La boucle prix-salaires: mythe ou réalité ?

Lorsque les ménages jugent leur situation mauvaise, l’économie s’essouffle. En effet, ils consomment moins et reportent à plus tard les grosses acquisitions. Baisse du pouvoir d’achat est donc synonyme de ralentissement économique, puisque le chiffre d’affaires des entreprises recule. Une situation qui, si elle empire, mène à des baisses de salaires voire à des licenciements. À première vue, rien de plus logique que d’augmenter les salaires pour redresser la barre. Mais le remède est controversé — à son évocation, l’épouvantail de la boucle prix-salaires est rapidement brandi. Ce terme désigne une dynamique d’entraînement croisée alimentée d’une part par des augmentations salariales, et de l’autre, par les mesures prises par les ménages et les entreprises pour s’adapter à l’inflation. Mais s’il est vrai que ce phénomène aggrave l’inflation, il ne faut pas oublier qu’il n’en est pas la cause, et que sa dangerosité ne fait pas consensus chez les économistes, certains le jugeant délétère, d’autres l’estimant bénin. Nous ne règlerons pas le débat ici, mais deux choses doivent être prises en compte. Primo, tout est question de mesure, et cela vaut également pour les augmentations salariales. Secondo, ce sont la rareté et la cherté de l’offre — résultant des prix élevés de l’énergie et des problèmes d’approvisionnement — qui nourrissent l’inflation. Comme dans bien des cas, la solution au problème réside peut-être dans le juste milieu. Il appartient donc tant aux entreprises qu’aux salariés de faire des concessions. C’est d’ailleurs ce qui préconise Philip R. Lane, économiste en chef de la Banque centrale européenne (BCE). À son sens, les entreprises doivent revoir à la baisse leurs attentes bénéficiaires et les salariés accepter une certaine dévaluation de leurs salaires, faute de quoi l’inflation ne pourra être contrée efficacement.  

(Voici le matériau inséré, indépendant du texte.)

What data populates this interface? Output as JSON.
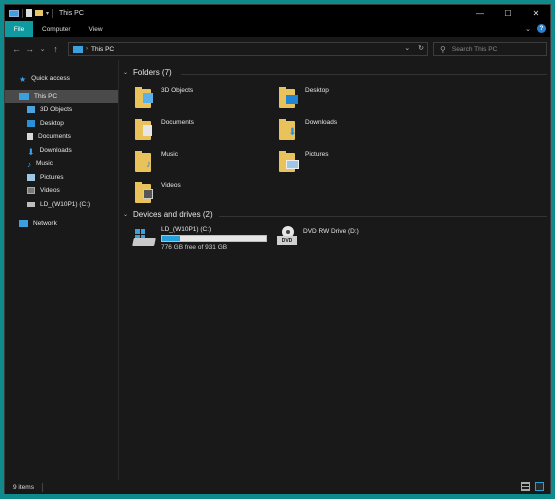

Calcul de l’évolution des prix en Suisse: en Suisse, le taux d’inflation est mesuré sur la base de l’Indice suisse des prix à la consommation (IPC). L’indice mesure l’évolution des prix d’un panier-type constitué de produits et de services essentiels pour les ménages. Ce panier comprend 12 catégories totalisant 1175 produits et services pondérées en fonction de la part qu’elles représentent dans les dépenses des foyers suisses.